SAN JOSE, Calif. (KGO) --A nationally known advocate to stop bullying is in San Jose is set to receive an award for her efforts. Ruby Bridges was bullied by protesters when she became the first black to integrate an all-white school.
The year was 1960. The civil rights movement across the south was seeking the right for blacks to vote and the desegregation of schools.
Bridges was 6 years old and the first black to attend an all-white school in New Orleans, accompanied by federal marshals.
She remembers being taunted and bullied by adult white women, an ordeal described in her book, "Through My Eyes." It's used in schools across the country to address bullying.
Just two weeks ago, she had a conversation with a young boy about what he would do if he saw a child needing help who had bullied him.
"Think about if that was you down there and you needed help," she said. "Would you want that person to help you? And he said, 'Yes, I would.
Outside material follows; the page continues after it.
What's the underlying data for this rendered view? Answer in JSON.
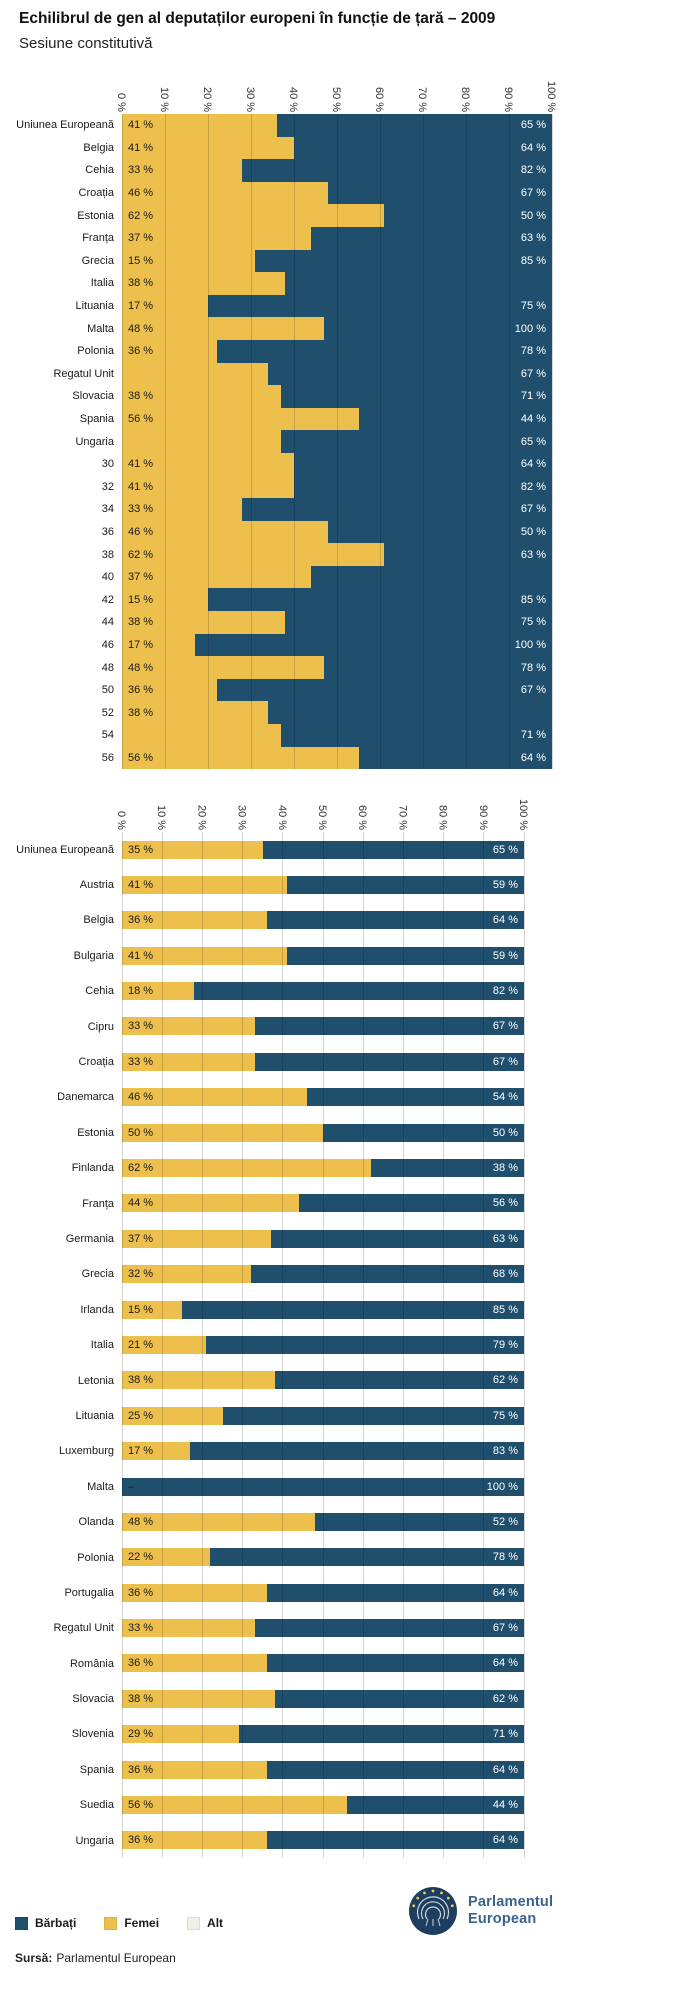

And I say, 'Well, if you give him another chance then maybe, just maybe, he might change the way he's been treating other people, including you.'"
Bridges is receiving the Legacy Award from the Children's Discovery Museum of San Jose before an audience of 800.
A depiction of the federal marshals who accompanied her to school was later painted by Norman Rockwell for the cover of Look magazine.
That painting is now hanging in the White House.
Rockwell's grandson will appear in a video, describing his grandfather's recollections about the painting.
The museum's executive director, Marilee Jennings, believes Ruby Bridges' anti-bullying efforts are making a difference.
"It's an excellent way for kids to know somebody's true story and to be able to think about how they can do it differently," she said.